FTX filed for bankruptcy on November 11. The downfall of the exchange once valued at $32 billion rocked the entire industry, dealing a blow to arguments making a case for the viability of digital currencies.
Its founder, Sam Bankman-Fried, faces criminal charges in the US.
The FTX crash came at a time when the market was still reeling from the shock of the collapse of the Luna cryptocurrency and its associated Terra stablecoin in May, plus Celsius’ own bankruptcy in July.
Job losses across the industry also added to the worries.
“Growing institutional adoption of cryptocurrency means that the common pattern of funds moving out of centralised services and into personal wallets and DeFi in response to market volatility is now being led by deep-pocketed institutional investors,” Chainalysis said.
A centralised cryptocurrency exchange is an online platform through which digital assets are bought and sold. It is considered one of the most important trading vehicles in the cryptocurrency industry.
The concept does not necessarily conflict with the concept of cryptocurrencies being a decentralised asset.
The idea of centralisation in this case refers to the third party — or “middleman”, according to Investopedia — that helps to conduct transactions.
This is akin to a traditional bank set-up, where “a customer trusts the bank to hold his or her money”.
A personal wallet, on the other hand, is a “place” where cryptocurrency can be stored securely, with users in control.

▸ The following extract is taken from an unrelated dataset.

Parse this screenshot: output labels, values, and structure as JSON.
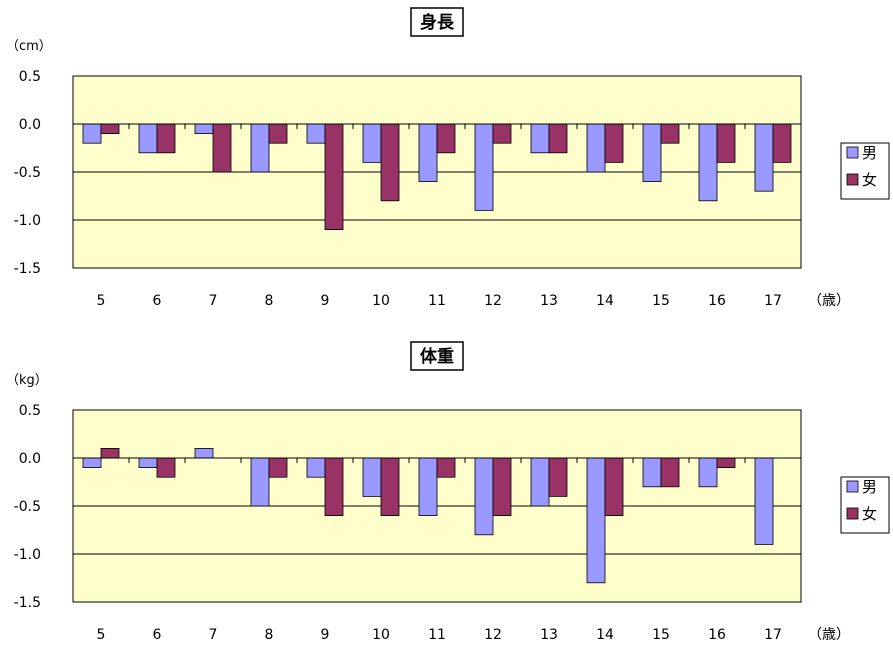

The most common type is a hosted wallet, in which a third party keeps it for you, similar to when you keep money in a bank.
Users usually move cryptocurrencies from CEXes to personal wallets when the market is turbulent, and this includes new institutional users, Chainalysis said.
While the increased outflows are not a good indicator, Chainalysis had already stressed that many market fundamentals remained stable as the situation at FTX stemmed from “financial fraud rather than a blockchain or crypto-specific failure”.
Institutional investors are those that invest money on behalf of other people, such as mutual funds, pensions and insurance companies. Often, they buy and sell a considerable amount of stocks, bonds or other securities.
They have been attracted to the cryptocurrency industry as they aim to capitalise on its growth potential.
However, not all of them are convinced, for a number of reasons such as the absence of profit guarantees and an uncertain regulatory environment, according to a previous report from Cointelegraph.
“Overall, institutional funds have made up a bigger share of movements from centralised exchanges to personal wallets over time,” the Chainalysis study said.
It can mean many things, and many would suggest that it signals users are worried about their CEX’s solvency. By moving funds to a personal wallet, users can directly control their assets and ensure they don’t lose access to their funds.
In other cases, moving funds to a personal wallet and then to another CEX, or to a DeFi protocol, would enable them to continue trading or carry out other transactions, such as contributing to a lending pool.
“Regardless of the specific motivations, the behaviour holds true: most spikes in CEX-to-personal-wallet flows are sparked by market volatility,” Chainalysis said.